Inutile de raconter la suite de l’histoire, vous la connaissez déjà. Vous connaissez déjà tout, dénouement compris, si vous avez vu Rosemary’s Baby. Efforts désespérés et vains du protagoniste pour convaincre amis et autorités que ses gentils voisins sont en fait de dangereux terroristes – on le prend pour un paranoïaque et on met sa paranoïa sur le compte de son récent veuvage. Réception chez les voisins où les invités sont tous des conspirateurs. Découverte de la véritable identité des voisins dont le nom est en fait un nom d’emprunt. Reprise de la mémorable et inquiétante scène de la cabine téléphonique de Rosemary’s Baby. Polanski pourrait sans doute poursuivre Pellington pour plagiat…

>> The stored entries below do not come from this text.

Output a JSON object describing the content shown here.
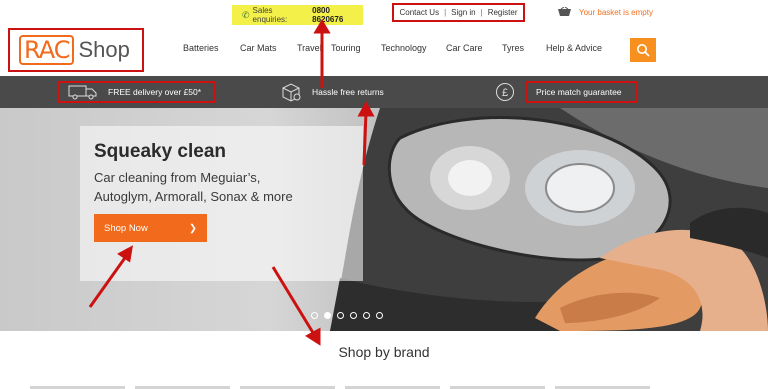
{
  "topbar": {
    "sales_label": "Sales enquiries:",
    "sales_number": "0800 8620676",
    "links": [
      "Contact Us",
      "Sign in",
      "Register"
    ],
    "separator": "|",
    "basket_text": "Your basket is empty"
  },
  "header": {
    "logo_mark": "RAC",
    "logo_text": "Shop",
    "nav": [
      "Batteries",
      "Car Mats",
      "Travel",
      "Touring",
      "Technology",
      "Car Care",
      "Tyres",
      "Help & Advice"
    ],
    "search_icon": "search-icon"
  },
  "benefits": {
    "items": [
      "FREE delivery over £50*",
      "Hassle free returns",
      "Price match guarantee"
    ],
    "pound_symbol": "£"
  },
  "hero": {
    "title": "Squeaky clean",
    "subtitle": "Car cleaning from Meguiar’s, Autoglym, Armorall, Sonax & more",
    "cta": "Shop Now",
    "cta_arrow": "❯",
    "slides": 6,
    "active_slide": 2
  },
  "brands": {
    "title": "Shop by brand"
  },
  "colors": {
    "accent": "#f26a1b",
    "annotation": "#cc1111",
    "benefit_bar": "#4a4a4a",
    "sales_highlight": "#f3f04a"
  }
}
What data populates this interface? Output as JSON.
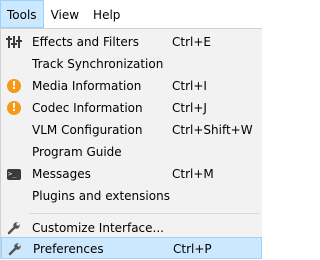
{
  "menubar": {
    "items": [
      {
        "label": "Tools"
      },
      {
        "label": "View"
      },
      {
        "label": "Help"
      }
    ]
  },
  "tools_menu": {
    "items": [
      {
        "label": "Effects and Filters",
        "shortcut": "Ctrl+E",
        "icon": "sliders-icon"
      },
      {
        "label": "Track Synchronization",
        "shortcut": "",
        "icon": ""
      },
      {
        "label": "Media Information",
        "shortcut": "Ctrl+I",
        "icon": "info-icon"
      },
      {
        "label": "Codec Information",
        "shortcut": "Ctrl+J",
        "icon": "info-icon"
      },
      {
        "label": "VLM Configuration",
        "shortcut": "Ctrl+Shift+W",
        "icon": ""
      },
      {
        "label": "Program Guide",
        "shortcut": "",
        "icon": ""
      },
      {
        "label": "Messages",
        "shortcut": "Ctrl+M",
        "icon": "terminal-icon"
      },
      {
        "label": "Plugins and extensions",
        "shortcut": "",
        "icon": ""
      },
      {
        "label": "Customize Interface...",
        "shortcut": "",
        "icon": "wrench-icon"
      },
      {
        "label": "Preferences",
        "shortcut": "Ctrl+P",
        "icon": "wrench-icon"
      }
    ],
    "icon_glyphs": {
      "info": "!",
      "terminal": ">_"
    },
    "highlighted": "Preferences",
    "colors": {
      "highlight": "#cce8ff",
      "highlight_border": "#99d1ff",
      "info_icon": "#f39a1b"
    }
  }
}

Mais là n’est pas la question. La question est de savoir si on a moralement le droit de réaliser un film sur le terrorisme, menace on ne peut plus réelle, en le construisant et en le mettant en scène exactement comme un film d’épouvante hollywoodien, autrement dit comme une pure fiction. Tout cela, a priori, n’est pas de très bon goût. Inversement, il n’est pas interdit de penser qu’Arlington Road est là pour nous dire que le Mal ne se trouve pas dans les démons ou monstres de romans ou de films sortis de l’imagination d’écrivains, de scénaristes et de réalisateurs – pas seulement en tout cas. Le Mal est d’autant plus terrifiant qu’il est là, déjà là, parmi nous, la plus grande ruse du Diable étant de nous faire croire, comme disait Baudelaire, qu’il n’existe pas.